Aryn’s query engine consists of a number of pieces that work together to provide an end-to-end natural-language query processing system over complex, unstructured data. The architecture of this system is also described in our Conference for Innovative Data Systems (CIDR) paper titled The Design of an LLM-powered Unstructured Analytics System.

If you want to just get started querying your data, you don’t need to know all of these specifics - just use the Workspaces UI.

Query planning

The agentic query planner in Aryn’s engine execute queries against DocSets. During query planning, Aryn provides the planner with the Properties Schema of the DocSet, which consists of the properties contained in the documents, along with their descriptions, data types, and sample values, along with a “text-representation” field representing the entire contents of each Document. It will then create the plan, which is a DAG using the engine’s available query operators, and perform several optimization and validation steps before finalizing it.

UIs like Aryn’s Workspaces enable you to easily modify the query plans using natural language, if an edit is needed.

Query operators

Aryn provides a set of high-level logical operators for query planning purposes, and rewrites the resulting logical plan into lower-level physical operators before execution. This makes it more robust to execute, and easier for you to understand the plan and debug the execution, if required.

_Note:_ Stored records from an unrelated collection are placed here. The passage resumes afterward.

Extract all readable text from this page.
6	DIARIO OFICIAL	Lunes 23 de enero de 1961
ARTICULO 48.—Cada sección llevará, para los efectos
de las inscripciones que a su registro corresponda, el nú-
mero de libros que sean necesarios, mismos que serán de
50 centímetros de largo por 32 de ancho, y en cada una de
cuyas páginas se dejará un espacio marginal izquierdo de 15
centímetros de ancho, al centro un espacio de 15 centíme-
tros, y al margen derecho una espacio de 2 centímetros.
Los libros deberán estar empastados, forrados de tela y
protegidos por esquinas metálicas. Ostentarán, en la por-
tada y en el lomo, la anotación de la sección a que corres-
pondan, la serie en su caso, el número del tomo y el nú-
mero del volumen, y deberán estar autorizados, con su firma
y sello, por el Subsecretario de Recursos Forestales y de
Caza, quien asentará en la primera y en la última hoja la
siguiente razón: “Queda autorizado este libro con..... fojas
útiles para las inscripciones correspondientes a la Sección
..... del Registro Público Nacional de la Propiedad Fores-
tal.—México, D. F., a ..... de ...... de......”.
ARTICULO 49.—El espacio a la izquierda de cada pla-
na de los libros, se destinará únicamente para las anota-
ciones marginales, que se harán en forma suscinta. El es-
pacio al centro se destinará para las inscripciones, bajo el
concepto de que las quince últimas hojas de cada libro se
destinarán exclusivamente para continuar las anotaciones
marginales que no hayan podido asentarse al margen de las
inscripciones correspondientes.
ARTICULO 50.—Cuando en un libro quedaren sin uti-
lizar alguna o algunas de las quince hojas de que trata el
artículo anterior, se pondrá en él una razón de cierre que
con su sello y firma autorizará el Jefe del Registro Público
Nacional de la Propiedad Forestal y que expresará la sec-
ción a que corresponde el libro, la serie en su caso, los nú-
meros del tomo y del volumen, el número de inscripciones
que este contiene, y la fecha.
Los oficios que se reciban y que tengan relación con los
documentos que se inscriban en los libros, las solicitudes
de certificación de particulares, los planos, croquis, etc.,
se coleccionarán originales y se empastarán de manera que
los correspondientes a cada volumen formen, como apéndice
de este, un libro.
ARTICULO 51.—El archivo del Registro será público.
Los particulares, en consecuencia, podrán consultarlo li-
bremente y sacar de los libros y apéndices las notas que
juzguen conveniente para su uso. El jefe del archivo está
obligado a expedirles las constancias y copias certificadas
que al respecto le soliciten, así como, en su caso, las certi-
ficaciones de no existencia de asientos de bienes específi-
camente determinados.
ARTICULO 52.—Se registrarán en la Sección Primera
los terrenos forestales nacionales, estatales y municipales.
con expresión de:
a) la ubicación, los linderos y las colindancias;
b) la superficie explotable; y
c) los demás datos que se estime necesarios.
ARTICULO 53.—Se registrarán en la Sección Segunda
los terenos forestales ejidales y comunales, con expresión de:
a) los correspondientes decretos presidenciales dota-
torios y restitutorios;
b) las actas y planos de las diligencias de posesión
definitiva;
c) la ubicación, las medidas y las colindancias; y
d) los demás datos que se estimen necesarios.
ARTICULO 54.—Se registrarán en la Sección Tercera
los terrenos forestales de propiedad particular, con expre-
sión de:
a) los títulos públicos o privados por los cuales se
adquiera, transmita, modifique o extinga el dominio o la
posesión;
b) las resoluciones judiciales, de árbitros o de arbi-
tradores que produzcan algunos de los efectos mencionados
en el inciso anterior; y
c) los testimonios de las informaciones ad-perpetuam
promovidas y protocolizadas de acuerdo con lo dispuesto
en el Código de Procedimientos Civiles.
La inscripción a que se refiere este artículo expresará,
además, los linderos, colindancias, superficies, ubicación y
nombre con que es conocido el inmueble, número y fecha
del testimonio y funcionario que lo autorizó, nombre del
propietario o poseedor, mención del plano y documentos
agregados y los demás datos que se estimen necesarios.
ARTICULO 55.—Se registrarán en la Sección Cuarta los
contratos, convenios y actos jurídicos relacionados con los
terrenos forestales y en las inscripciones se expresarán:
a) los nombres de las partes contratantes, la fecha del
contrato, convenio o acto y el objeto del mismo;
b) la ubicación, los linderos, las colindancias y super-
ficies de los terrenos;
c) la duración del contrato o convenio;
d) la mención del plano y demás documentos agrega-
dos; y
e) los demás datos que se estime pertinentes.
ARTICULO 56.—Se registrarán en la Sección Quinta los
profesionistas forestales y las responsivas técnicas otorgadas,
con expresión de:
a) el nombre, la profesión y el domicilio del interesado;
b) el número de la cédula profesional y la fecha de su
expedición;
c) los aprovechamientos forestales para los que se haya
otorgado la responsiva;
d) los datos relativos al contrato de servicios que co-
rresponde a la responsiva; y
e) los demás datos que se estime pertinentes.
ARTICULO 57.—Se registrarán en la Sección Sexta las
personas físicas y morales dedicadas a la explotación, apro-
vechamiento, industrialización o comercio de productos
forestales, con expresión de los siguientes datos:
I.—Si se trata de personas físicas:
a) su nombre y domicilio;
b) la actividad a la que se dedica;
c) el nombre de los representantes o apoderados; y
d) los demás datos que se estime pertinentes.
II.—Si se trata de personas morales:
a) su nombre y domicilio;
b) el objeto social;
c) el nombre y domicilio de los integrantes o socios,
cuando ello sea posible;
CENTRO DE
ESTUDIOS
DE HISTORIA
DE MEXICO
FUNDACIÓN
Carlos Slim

Many simple logical operators map one-to-one to physical operators, including single-pass per-document operations like map, filter, and llm-extract, but for operations that span multiple documents, we have found it often works better to have more specific operators rather than low-level primitives.

Database operators

These query operators use Aryn’s underlying indexing and database functionality, making them fast and efficient to sweep through and process data.

OperatorDescription
FilterFilters records based on a range or match filter. Can be combined with the Query Database operator.
CountReturns a count of the number of records provided in the input. It can optionally count the distinct records.
LimitLimits the number of records returned.
MathPerforms arithmetic operation on two input numbers. Returns a number.
Query DatabaseRetrieves data from Aryn’s keyword index using a full-text, term-level, and other query types. Uses OpenSearch Query DSL.
Query Vector DatabaseRetrieves data from Aryn’s vector index using vector search, and returns the top k records. Uses OpenSearch Query DSL.
SortSorts the records based on the value of a Property.
Group ByFinds the top K frequent occurences of values for a particular field

Semantic operators

These query operators use Large Language Models (LLMs) to enable flexible procesing that requires understanding of semantic details or generation of new text. These operations incur additional latency from the LLM calls, and it’s recommended to filter records in a query plan before using a semantic operator.

OperatorDescription
LLM Extract EntityAdds a new Property by extracting information from an existing text-representation or Property.
LLM FilterFilters records based on the value of a field. Used when the semantic understanding of a field is needed.
Summarize DataThis operation generates an English response to a request based on the input data provided.

Executing query plans

After plan rewriting and optimization, the logical query plan is compiled into the physical plan for execution. Execution on large datasets benefits from distributed processing, allowing Aryn to scale out workloads with minimal overhead.

Output

Aryn will return a result and trace from a query execution. You can also choose to stream the query trace during execution.

Query result

Depending on the query, Aryn will return results in different formats:

  • List of documents: The output of a query can be a new DocSet. For example, a query could filter a DocSet and return the filtered set.
  • Table: The output of a query can be a table with derived values, like counts.
  • String: The output of a query can be a natural lanauge answer, like a summary or question-answering text.

Query trace

Aryn includes a query trace with the query results, which is a list of Documents in the DocSet that were processed at each stage/node of the query plan. This is helpful when debugging the query, or wanting to validate what documents were included. If you are streaming results, you will get a Document Trace in real-time as Documents are being processed during the query execution.